Teaching: Preserving Your Gym Voice

Dick Moss, Editor

Do you find yourself getting hoarse after practice, class, or coaching?  Does your voice become high-pitched during tense competitive situations?

Well, you're not alone. In fact, PE teachers and coaches are at risk for voice-related problems because of the circumstances in which you work. Here's some voice-related information uncovered in research performed by Cecile Reynaud, the women's volleyball coach at Florida State University

Teachers & Coaches Speak Loudly
Yup: teachers and coaches are loud talkers. Working in a gym situation forces you to speak over ventilation fans, bouncing balls, echoing acoustics, shouting students, and even crowd noise (if you're fortunate enough to attract a crowd for your games).

In fact, studies in voice research have shown that elementary school PE teachers spend over 50% of their teaching time speaking in a loud voice—compared to 44% for college singing students and 27% for their in-class elementary school teaching colleagues.

Tension and the High-Pitched Voice
Another problem frequently occurs during competitions. Coaches may find the pitch of their voice rising during tense competitive situations. This is a result of muscle tension. When the neck muscles become tense, the vocal cords stretch and tighten, producing a higher-pitched voice.

Even if the coach doesn't notice this change of pitch, it is often perceived by the athletes as a sign of tension and nervousness. Of course, when the coach is nervous, athletes also become nervous.

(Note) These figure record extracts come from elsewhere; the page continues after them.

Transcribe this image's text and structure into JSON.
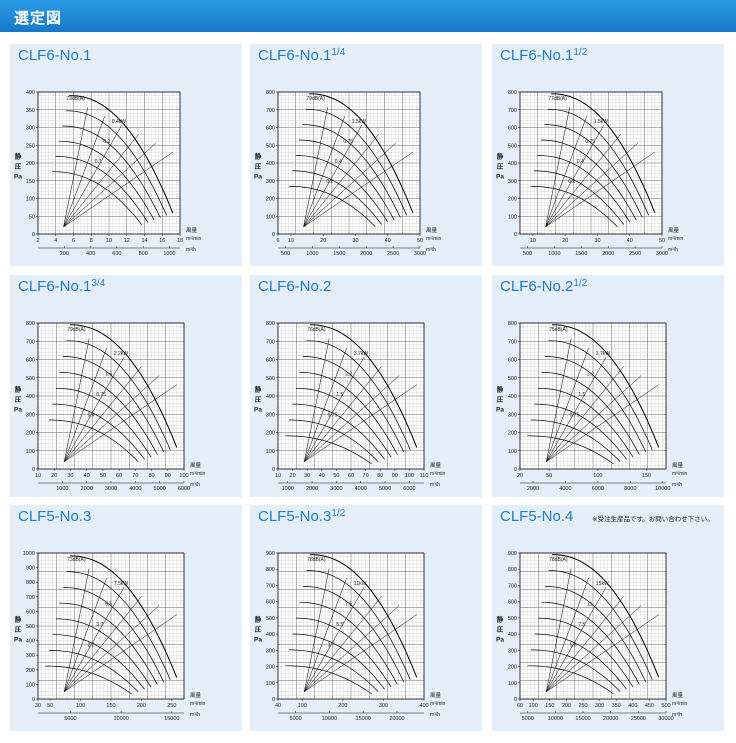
{
  "header": {
    "title": "選定図"
  },
  "axis_labels": {
    "y": [
      "静",
      "圧",
      "Pa"
    ],
    "x_top": "風量",
    "x_unit_top": "m³/min",
    "x_unit_bottom": "m³/h"
  },
  "chart_data": [
    {
      "type": "line",
      "title_base": "CLF6-No.1",
      "title_frac": "",
      "ylim": [
        0,
        400
      ],
      "yticks": [
        0,
        50,
        100,
        150,
        200,
        250,
        300,
        350,
        400
      ],
      "xlim": [
        2,
        18
      ],
      "xticks": [
        2,
        4,
        6,
        8,
        10,
        12,
        14,
        16,
        18
      ],
      "xlim_h": [
        0,
        1080
      ],
      "xticks_h": [
        200,
        400,
        600,
        800,
        1000
      ],
      "lead_label": "73dB(A)",
      "curve_labels": [
        "0.4kW",
        "0.2",
        "0.1"
      ],
      "curves": 6,
      "curve_top": 390
    },
    {
      "type": "line",
      "title_base": "CLF6-No.1",
      "title_frac": "1/4",
      "ylim": [
        0,
        800
      ],
      "yticks": [
        0,
        100,
        200,
        300,
        400,
        500,
        600,
        700,
        800
      ],
      "xlim": [
        6,
        50
      ],
      "xticks": [
        6,
        10,
        20,
        30,
        40,
        50
      ],
      "xlim_h": [
        360,
        3000
      ],
      "xticks_h": [
        500,
        1000,
        1500,
        2000,
        2500,
        3000
      ],
      "lead_label": "79dB(A)",
      "curve_labels": [
        "1.5kW",
        "0.75",
        "0.4",
        "0.2"
      ],
      "curves": 7,
      "curve_top": 790
    },
    {
      "type": "line",
      "title_base": "CLF6-No.1",
      "title_frac": "1/2",
      "ylim": [
        0,
        800
      ],
      "yticks": [
        0,
        100,
        200,
        300,
        400,
        500,
        600,
        700,
        800
      ],
      "xlim": [
        6,
        50
      ],
      "xticks": [
        10,
        20,
        30,
        40,
        50
      ],
      "xlim_h": [
        360,
        3000
      ],
      "xticks_h": [
        500,
        1000,
        1500,
        2000,
        2500,
        3000
      ],
      "lead_label": "77dB(A)",
      "curve_labels": [
        "1.5kW",
        "0.75",
        "0.4",
        "0.2"
      ],
      "curves": 7,
      "curve_top": 790
    },
    {
      "type": "line",
      "title_base": "CLF6-No.1",
      "title_frac": "3/4",
      "ylim": [
        0,
        800
      ],
      "yticks": [
        0,
        100,
        200,
        300,
        400,
        500,
        600,
        700,
        800
      ],
      "xlim": [
        10,
        100
      ],
      "xticks": [
        10,
        20,
        30,
        40,
        50,
        60,
        70,
        80,
        90,
        100
      ],
      "xlim_h": [
        0,
        6000
      ],
      "xticks_h": [
        1000,
        2000,
        3000,
        4000,
        5000,
        6000
      ],
      "lead_label": "79dB(A)",
      "curve_labels": [
        "2.2kW",
        "1.5",
        "0.75",
        "0.4"
      ],
      "curves": 7,
      "curve_top": 790
    },
    {
      "type": "line",
      "title_base": "CLF6-No.2",
      "title_frac": "",
      "ylim": [
        0,
        800
      ],
      "yticks": [
        0,
        100,
        200,
        300,
        400,
        500,
        600,
        700,
        800
      ],
      "xlim": [
        10,
        110
      ],
      "xticks": [
        10,
        20,
        30,
        40,
        50,
        60,
        70,
        80,
        90,
        100,
        110
      ],
      "xlim_h": [
        600,
        6600
      ],
      "xticks_h": [
        1000,
        2000,
        3000,
        4000,
        5000,
        6000
      ],
      "lead_label": "76dB(A)",
      "curve_labels": [
        "3.7kW",
        "2.2",
        "1.5",
        "0.75"
      ],
      "curves": 8,
      "curve_top": 790
    },
    {
      "type": "line",
      "title_base": "CLF6-No.2",
      "title_frac": "1/2",
      "ylim": [
        0,
        800
      ],
      "yticks": [
        0,
        100,
        200,
        300,
        400,
        500,
        600,
        700,
        800
      ],
      "xlim": [
        20,
        170
      ],
      "xticks": [
        20,
        50,
        100,
        150
      ],
      "xlim_h": [
        1200,
        10200
      ],
      "xticks_h": [
        2000,
        4000,
        6000,
        8000,
        10000
      ],
      "lead_label": "75dB(A)",
      "curve_labels": [
        "3.7kW",
        "2.2",
        "1.5",
        "0.75"
      ],
      "curves": 8,
      "curve_top": 790
    },
    {
      "type": "line",
      "title_base": "CLF5-No.3",
      "title_frac": "",
      "ylim": [
        0,
        1000
      ],
      "yticks": [
        0,
        100,
        200,
        300,
        400,
        500,
        600,
        700,
        800,
        900,
        1000
      ],
      "xlim": [
        30,
        270
      ],
      "xticks": [
        30,
        50,
        100,
        150,
        200,
        250
      ],
      "xlim_h": [
        1800,
        16200
      ],
      "xticks_h": [
        5000,
        10000,
        15000
      ],
      "lead_label": "73dB(A)",
      "curve_labels": [
        "7.5kW",
        "5.5",
        "3.7",
        "2.2"
      ],
      "curves": 8,
      "curve_top": 980
    },
    {
      "type": "line",
      "title_base": "CLF5-No.3",
      "title_frac": "1/2",
      "ylim": [
        0,
        900
      ],
      "yticks": [
        0,
        100,
        200,
        300,
        400,
        500,
        600,
        700,
        800,
        900
      ],
      "xlim": [
        40,
        400
      ],
      "xticks": [
        40,
        100,
        200,
        300,
        400
      ],
      "xlim_h": [
        2400,
        24000
      ],
      "xticks_h": [
        5000,
        10000,
        15000,
        20000
      ],
      "lead_label": "78dB(A)",
      "curve_labels": [
        "11kW",
        "7.5",
        "5.5",
        "3.7"
      ],
      "curves": 8,
      "curve_top": 890
    },
    {
      "type": "line",
      "title_base": "CLF5-No.4",
      "title_frac": "",
      "note": "※受注生産品です。お問い合わせ下さい。",
      "ylim": [
        0,
        900
      ],
      "yticks": [
        0,
        100,
        200,
        300,
        400,
        500,
        600,
        700,
        800,
        900
      ],
      "xlim": [
        60,
        500
      ],
      "xticks": [
        60,
        100,
        150,
        200,
        250,
        300,
        350,
        400,
        450,
        500
      ],
      "xlim_h": [
        3600,
        30000
      ],
      "xticks_h": [
        5000,
        10000,
        15000,
        20000,
        25000,
        30000
      ],
      "lead_label": "78dB(A)",
      "curve_labels": [
        "15kW",
        "11",
        "7.5",
        "5.5"
      ],
      "curves": 8,
      "curve_top": 890
    }
  ]
}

According to researchers, coaches and physical educators are at high risk for vocal problems, including nodules, polyps and contact ulcers. This is a significant occupational risk because your voice is your major teaching tool. Here are three measures you can take to protect your vocal cords:

  1. Cup your hands around your mouth when shouting instructions. This mini-megaphone actually does help project your voice, reducing the volume with which you have to shout.
  2. Rather than shouting across the length of the gym, call your team in when giving instructions.
  3. Try to use a lower voice when projecting over a distance. It spares the voice and is important in tense game situations, where a high-pitched voice is perceived as a nervous voice.

1. Cecile Reynaud (Women's Volleyball Coach, Florida State U.), “Voice analysis of a college coach: Preventing permanent damage to your vocal cords.” Coaching Volleyball, Special issue.
2. L.K. Fisher, Voice Lessons - Vocal Training for Improving your Speaking Voice, CreateSpace Independent Publishing Platform, 2013.